Davit Narmania (დავით ნარმანია; born 7 March 1979) is a Chairperson at Georgian National Energy and Water Supply Regulatory Commission (GNERC) since 2019. He is a formar Georgian politician and the former Mayor of Tbilisi, the capital of Georgia, from 2014 to 2017. An economist with an academic background, he was Minister of Regional Development and Infrastructure of Georgia from 2012 to 2014. He won the mayoral race in Tbilisi as the ruling Georgian Dream coalition candidate in July 2014.

== Early career ==
Davit Narmania was born in 1979 in Zugdidi in then-Soviet Georgia. He graduated from the Tbilisi State University (TSU) with a degree in economics in 1996 and obtained a PhD from his alma mater in 2005. He worked for various governmental, non-governmental, and private organizations from 2001 to 2012 and lectured in economics at the Georgian Institute of Public Affairs and TSU. He was a co-founder of the NGO Caucasian Institute for Economic and Social Research and an executive director from 2009 to 2012.

== Government minister ==
In 2012, Narmania joined the Georgian Dream (GD) coalition led by the tycoon Bidzina Ivanishvili and devised the coalition's pre-election economic program. After the GD's victory in the October 2012 parliamentary election, Narmania assumed the office of Minister of Regional Development and Infrastructure. At that time, the incoming cabinet planned to dissolve the ministry; Narmania's portfolio was considered temporary, and it was planned to move him to the position of First Deputy Minister of Finances.
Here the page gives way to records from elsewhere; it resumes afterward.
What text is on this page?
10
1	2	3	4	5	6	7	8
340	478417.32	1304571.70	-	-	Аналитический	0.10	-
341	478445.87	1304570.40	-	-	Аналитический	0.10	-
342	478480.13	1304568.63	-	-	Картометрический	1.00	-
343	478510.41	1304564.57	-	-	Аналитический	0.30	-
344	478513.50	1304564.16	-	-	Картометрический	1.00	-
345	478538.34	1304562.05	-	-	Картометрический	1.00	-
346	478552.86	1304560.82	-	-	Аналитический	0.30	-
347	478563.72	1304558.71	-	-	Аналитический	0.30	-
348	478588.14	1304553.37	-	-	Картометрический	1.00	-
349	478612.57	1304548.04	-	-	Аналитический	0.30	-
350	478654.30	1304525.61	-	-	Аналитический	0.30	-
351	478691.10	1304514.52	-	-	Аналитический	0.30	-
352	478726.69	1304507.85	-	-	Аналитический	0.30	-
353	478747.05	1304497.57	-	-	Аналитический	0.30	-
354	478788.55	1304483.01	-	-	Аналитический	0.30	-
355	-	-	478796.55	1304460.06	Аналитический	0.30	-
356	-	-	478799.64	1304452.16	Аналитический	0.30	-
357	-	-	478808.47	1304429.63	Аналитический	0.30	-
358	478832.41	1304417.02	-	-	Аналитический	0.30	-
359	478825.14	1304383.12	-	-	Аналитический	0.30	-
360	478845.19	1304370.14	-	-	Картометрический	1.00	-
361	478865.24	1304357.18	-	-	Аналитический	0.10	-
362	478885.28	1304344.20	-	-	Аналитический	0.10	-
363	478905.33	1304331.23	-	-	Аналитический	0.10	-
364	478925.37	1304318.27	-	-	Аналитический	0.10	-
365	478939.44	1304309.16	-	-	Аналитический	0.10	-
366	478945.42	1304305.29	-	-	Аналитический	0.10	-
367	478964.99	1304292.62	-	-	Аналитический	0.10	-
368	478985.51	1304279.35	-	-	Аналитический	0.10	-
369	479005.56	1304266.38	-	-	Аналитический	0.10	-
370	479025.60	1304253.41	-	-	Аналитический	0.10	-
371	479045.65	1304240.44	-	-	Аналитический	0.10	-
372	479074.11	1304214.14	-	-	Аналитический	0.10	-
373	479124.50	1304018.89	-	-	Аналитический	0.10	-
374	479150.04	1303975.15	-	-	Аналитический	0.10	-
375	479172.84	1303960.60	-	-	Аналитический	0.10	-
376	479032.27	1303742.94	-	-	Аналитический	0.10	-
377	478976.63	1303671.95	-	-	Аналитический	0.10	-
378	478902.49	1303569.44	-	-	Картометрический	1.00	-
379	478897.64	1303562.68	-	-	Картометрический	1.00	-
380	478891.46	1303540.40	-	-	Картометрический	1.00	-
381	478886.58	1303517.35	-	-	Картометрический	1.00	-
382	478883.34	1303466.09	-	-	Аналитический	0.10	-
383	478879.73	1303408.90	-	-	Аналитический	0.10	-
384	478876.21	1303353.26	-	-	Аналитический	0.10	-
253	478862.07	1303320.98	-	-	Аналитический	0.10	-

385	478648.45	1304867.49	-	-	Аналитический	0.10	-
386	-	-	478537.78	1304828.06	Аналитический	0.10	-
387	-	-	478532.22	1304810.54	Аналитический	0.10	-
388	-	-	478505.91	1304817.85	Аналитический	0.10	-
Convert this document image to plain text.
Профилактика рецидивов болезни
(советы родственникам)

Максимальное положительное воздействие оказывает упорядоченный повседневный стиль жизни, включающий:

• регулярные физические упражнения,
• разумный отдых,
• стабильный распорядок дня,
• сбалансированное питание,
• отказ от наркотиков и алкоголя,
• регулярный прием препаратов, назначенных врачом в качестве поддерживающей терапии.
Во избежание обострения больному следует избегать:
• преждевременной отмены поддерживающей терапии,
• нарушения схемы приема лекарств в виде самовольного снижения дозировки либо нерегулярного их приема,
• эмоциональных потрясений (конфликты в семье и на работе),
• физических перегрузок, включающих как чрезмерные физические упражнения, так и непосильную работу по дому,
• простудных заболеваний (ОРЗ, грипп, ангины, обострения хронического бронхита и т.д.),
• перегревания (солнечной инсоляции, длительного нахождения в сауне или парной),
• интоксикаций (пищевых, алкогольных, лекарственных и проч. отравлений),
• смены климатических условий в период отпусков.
Yet, Narmania served as Minister of Regional Development and Infrastructure until his resignation on 14 April 2014 on the occasion of his nomination as the GD's candidate for the Mayor of Tbilisi at the scheduled June 2014 local elections.

== Mayoral candidate ==
Narmania's candidacy for the capital's mayor was selected by Bidzina Ivanishvili shortly before his resignation as Prime Minister and officially announced by the GD in November 2013. Several politicians and commentators, including the GD members, were skeptical of Narmania's chances to win because he was not a native of Tbilisi. Narmania's campaign was based on promises to plant one million trees in Tbilisi to bolster the city's dwindling green space, expand drainage systems, create more recreational areas, and encourage small and medium-sized businesses.

With Narmania garnering 46.09% of the vote in the 15 June 2014 election, the race went into a second-round runoff held on 12 July and was won by him with 72.47% of the vote, while his principal rival and runner-up, Nika Melia of the United National Movement (UNM), received 27.53%. Melia conceded his defeat, but he claimed the voting process was influenced by the controversial arrest, on 1 July, of Tbilisi's ex-Mayor Gigi Ugulava, who spearheaded the UNM's election campaign. The election was marked by another controversy over the involvement of Narmania's mother, Nora Todua, in the voting process in the village of Koki, Zugdidi Municipality; a video released by the UNM depicted Todua, a local election commission member, asking a voter at the precinct to show her a marked ballot paper. Commenting on the issue, Narmania said his mother did not violate the law and was "only motivated by motherly care". The Zugdidi Election Commission eventually issued a warning to Todua.

== Mayor of Tbilisi ==
Narmania assumed his new office on 2 August 2014, becoming the 9th Mayor of Tbilisi.